Bangunan tinggal dan komersial yang mewakili gaya arsitektur masa lalu keberadaannya dilindungi, dipelihara, dijaga, dan dipertahankan karakter sejarahnya. Pada beberapa elemen bangunan kuno yang mengalami kerusakan ringan dilakukan perbaikan tanpa mengubah bentuk dan karakter asli bangunan. Apabila akan dimanfaatkan sesuai fungsi baru yang lebih adaptif dengan kegiatan

pengembangan yang direncanakan, maka penggunaan bangunan kuno harus dilakukan secara selektif dan bijaksana tanpa menghilangkan nilai sejarah dan karakter asli dari bangunan tersebut. Sedangkan pemakaman tua los yang dikhususkan bagi warga keturunan Arab harus dilindungi dan dipertahankan keberadaannya untuk memperkuat karakteristik pemukiman Arab pada zona II .

Zona III dengan karakter sejarah sebagai tipe lanskap pemukiman pribumi memiliki nilai signifikansi sejarah rendah dan hampir seluruh wilayahnya berada pada rencana penggunaan lahan untuk kawasan pemukiman. Maka, strategi pelestarian yang dilakukan pada zona III adalah rehabilitasi, yaitu upaya memperbaiki kawasan ke arah standar-standar modern dengan tetap mempertahankan karakter lanskap sejarah sebagai pemukiman masyarakat pribumi yang awalnya berkembang di sepanjang aliran sungai. Upaya perbaikan dilakukan dengan mengarahkan pemukiman sepanjang Jalan Sadane agar berorientasi ke Sungai Cisadane (waterfront). Selain itu dilakukan perbaikan utilitas, fungsi, serta penampilan lanskap secara fisik dan visual agar dapat memberikan kenyamanan lingkungan bagi masyarakat. Seluruh bangunan kuno keberadaannya dilindungi, dipelihara, dijaga, dan dipertahankan bentuk dan karakter aslinya. Sedangakan perbaikan elemen bangunan yang rusak dan pembangunan baru yang dilakukan harus dikendalikan oleh peratuaran yang jelas agar selaras dan harmonis dengan karakter sejarah kawasan sehingga dapat meningkatkan integritas lanskap sejarah.

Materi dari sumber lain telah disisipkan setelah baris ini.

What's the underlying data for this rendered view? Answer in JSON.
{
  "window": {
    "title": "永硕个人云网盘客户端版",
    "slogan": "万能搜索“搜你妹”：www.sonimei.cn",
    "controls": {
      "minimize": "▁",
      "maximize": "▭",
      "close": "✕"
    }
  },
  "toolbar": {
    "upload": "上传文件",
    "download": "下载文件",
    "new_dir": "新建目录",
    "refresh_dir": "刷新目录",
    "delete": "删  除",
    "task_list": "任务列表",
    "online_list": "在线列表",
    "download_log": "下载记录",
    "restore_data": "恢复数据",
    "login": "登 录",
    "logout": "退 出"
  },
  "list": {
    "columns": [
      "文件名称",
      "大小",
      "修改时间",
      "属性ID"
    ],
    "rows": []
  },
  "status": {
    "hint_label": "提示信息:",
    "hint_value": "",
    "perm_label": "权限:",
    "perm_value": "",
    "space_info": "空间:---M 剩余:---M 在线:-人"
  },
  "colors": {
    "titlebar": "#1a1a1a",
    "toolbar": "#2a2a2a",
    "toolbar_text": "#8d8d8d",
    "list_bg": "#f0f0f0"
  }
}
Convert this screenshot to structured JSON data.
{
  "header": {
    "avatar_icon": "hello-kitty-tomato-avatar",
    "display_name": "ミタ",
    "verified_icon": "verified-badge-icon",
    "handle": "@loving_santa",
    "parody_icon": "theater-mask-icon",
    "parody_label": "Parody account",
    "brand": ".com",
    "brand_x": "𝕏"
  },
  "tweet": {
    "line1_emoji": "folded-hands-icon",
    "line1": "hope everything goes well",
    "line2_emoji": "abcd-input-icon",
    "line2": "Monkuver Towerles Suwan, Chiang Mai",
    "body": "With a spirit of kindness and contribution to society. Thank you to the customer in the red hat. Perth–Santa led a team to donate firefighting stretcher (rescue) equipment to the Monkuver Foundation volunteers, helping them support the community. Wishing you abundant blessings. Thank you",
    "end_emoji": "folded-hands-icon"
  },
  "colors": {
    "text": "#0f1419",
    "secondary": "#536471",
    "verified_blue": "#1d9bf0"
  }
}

Makam Keluarga Dalem Shalawat juga dapat menarik peziarah untuk berkunjung ke kawasan Empang. Untuk itu dilakukan upaya perlindungan dan pemeliharaan terhadap komplek makam tersebut. Bendungan Empang harus dilindungi dan diberdayakan sebagai elemen lanskap sejarah yang membanggakan karena merupakan sebuah karya anak bangsa dalam menerapkan teknologi pengelolaan air yang dibangun tanpa campur tanagan pemerintah Kolonial Belanda. Makam Dalem Shalawat dan Bendungan Empang merupakan objek yang dapat dilihat, dipelajari, dan dimanfaatkan oleh generasi sekarang dan generasi di masa yang akan datang apabila kegiatan pelestarian pada zona III diarahkan untuk pengembangan kegiatan wisata sejarah, budaya, dan religi.